Computer languages have standards, but the standards of computer languages are often fallible, especially when programmers find work arounds and short cuts. Every programmer who has ever compiled identical software on different compilers on different machines will know that there can be frustrating and inexplicable imperfections and inconsistencies between one machine and another, and one compiler and another.

In recent years the GCC developers have become sticklers for abiding by ANSI standards, although this wasn't always the case. Like most commercial compilers, a number of 'improvements' and extensions were written into the GCC C compiler. The difference was that GCC was portable across a wider range of architectures.

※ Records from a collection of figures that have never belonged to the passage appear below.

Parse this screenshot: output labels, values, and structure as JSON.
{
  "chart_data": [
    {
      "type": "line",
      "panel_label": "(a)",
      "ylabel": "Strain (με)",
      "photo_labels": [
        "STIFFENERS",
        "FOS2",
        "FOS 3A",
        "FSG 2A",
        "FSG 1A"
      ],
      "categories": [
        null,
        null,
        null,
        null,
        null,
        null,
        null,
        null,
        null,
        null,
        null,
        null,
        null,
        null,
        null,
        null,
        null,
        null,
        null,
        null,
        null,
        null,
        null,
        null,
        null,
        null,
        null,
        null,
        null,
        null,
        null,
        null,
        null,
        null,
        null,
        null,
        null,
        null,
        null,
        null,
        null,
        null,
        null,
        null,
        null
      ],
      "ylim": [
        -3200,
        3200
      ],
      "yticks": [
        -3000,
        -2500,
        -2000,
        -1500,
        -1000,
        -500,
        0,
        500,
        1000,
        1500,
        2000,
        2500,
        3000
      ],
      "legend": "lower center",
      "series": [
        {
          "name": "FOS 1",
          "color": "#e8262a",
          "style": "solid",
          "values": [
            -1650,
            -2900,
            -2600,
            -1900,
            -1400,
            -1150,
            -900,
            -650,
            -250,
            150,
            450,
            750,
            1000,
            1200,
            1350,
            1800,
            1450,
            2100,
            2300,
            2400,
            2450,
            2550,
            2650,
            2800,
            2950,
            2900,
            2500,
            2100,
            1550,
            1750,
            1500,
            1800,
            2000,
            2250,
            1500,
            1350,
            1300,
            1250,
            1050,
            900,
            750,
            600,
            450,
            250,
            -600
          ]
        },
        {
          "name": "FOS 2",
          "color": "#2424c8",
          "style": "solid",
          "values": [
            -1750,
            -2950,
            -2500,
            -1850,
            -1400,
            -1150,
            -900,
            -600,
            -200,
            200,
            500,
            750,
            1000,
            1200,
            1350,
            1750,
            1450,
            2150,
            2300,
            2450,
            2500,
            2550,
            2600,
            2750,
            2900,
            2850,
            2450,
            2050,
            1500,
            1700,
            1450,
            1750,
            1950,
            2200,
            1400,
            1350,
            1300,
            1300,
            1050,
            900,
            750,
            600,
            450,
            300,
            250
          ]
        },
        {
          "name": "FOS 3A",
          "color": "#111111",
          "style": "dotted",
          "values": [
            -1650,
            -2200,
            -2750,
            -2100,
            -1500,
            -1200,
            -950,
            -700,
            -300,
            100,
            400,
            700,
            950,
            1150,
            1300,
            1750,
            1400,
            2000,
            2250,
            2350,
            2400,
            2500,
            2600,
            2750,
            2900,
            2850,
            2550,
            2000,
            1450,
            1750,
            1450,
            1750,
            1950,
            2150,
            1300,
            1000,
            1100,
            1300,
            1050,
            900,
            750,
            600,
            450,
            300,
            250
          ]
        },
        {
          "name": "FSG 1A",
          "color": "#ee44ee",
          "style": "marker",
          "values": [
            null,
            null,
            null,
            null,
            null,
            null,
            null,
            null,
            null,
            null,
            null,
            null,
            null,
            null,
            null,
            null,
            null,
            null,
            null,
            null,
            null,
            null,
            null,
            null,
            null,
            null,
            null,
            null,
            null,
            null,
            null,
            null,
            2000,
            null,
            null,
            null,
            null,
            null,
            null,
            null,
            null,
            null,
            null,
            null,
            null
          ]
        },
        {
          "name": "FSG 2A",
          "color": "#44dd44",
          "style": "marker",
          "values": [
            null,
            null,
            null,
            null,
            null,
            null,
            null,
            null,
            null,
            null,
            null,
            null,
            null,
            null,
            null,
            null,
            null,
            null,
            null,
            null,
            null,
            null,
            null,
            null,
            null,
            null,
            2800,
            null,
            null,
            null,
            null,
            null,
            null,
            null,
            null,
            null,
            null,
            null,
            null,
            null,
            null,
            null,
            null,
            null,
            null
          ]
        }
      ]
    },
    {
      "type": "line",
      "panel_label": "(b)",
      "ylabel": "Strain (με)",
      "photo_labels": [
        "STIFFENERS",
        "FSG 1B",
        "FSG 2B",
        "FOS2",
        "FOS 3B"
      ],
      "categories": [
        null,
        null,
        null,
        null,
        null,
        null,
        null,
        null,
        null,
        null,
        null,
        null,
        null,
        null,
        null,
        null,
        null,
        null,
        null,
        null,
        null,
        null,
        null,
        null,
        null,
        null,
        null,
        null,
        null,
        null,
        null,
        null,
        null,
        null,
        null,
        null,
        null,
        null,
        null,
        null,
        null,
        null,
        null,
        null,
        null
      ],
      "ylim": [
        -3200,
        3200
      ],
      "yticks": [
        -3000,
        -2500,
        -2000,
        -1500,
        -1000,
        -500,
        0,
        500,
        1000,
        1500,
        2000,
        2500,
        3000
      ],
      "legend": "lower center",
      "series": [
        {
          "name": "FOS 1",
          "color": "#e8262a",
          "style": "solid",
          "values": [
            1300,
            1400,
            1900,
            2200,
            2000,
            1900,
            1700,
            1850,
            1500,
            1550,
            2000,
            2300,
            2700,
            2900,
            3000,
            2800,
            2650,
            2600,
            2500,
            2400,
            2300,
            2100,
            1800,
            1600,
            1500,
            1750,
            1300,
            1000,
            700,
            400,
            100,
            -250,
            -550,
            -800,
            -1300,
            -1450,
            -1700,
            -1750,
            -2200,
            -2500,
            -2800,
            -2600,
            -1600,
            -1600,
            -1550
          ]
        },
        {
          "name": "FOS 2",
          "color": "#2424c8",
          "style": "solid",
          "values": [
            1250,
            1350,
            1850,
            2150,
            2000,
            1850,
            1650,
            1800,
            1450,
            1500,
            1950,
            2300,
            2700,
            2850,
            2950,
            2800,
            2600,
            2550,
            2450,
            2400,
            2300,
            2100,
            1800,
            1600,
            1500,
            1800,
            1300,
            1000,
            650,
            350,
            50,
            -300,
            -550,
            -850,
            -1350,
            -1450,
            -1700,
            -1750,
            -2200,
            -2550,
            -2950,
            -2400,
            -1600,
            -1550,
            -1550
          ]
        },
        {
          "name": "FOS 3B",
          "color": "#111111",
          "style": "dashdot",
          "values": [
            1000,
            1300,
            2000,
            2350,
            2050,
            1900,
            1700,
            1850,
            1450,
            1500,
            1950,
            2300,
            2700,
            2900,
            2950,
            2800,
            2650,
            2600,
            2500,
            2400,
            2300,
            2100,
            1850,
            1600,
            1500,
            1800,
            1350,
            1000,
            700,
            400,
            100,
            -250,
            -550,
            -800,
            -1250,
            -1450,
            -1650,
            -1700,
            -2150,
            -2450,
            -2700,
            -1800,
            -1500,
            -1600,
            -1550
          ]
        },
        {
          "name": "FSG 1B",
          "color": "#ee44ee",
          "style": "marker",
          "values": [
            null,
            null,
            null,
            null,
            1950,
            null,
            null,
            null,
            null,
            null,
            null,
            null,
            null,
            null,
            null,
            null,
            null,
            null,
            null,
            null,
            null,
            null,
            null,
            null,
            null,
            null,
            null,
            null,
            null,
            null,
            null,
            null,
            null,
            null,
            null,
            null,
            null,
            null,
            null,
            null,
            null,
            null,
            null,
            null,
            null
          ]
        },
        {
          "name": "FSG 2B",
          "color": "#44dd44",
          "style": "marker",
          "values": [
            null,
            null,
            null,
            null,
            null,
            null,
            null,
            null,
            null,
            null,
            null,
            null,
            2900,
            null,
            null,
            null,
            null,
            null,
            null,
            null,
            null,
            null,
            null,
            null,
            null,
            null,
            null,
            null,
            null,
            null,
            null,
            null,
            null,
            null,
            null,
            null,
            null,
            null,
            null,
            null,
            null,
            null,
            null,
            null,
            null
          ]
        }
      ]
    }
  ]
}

A common compiler simplifies these issues and ensures compatibility and portability across a range of platforms, and has ensured the continued and growing popularity of GCC, or so the theory goes. Cygnus Solutions, which was formed to promote free software in commercial environments and became part of Red Hat, made healthy revenues for many years as a consultancy and software forge for device manufacturers who wished to port GCC, as a C/C++ compiler, to new architectures and devices.

GCC and LLVM provide an easy route for the necessity to get a compiler working on a new device. Write to the language specifications of a common compiler and it becomes easier to overcome portability issues. A secondary benefit, from the point of view of advocates of free software, is that GCC has been a vehicle for spreading the idea of free software - and this notion has always been at the heart of GCC development.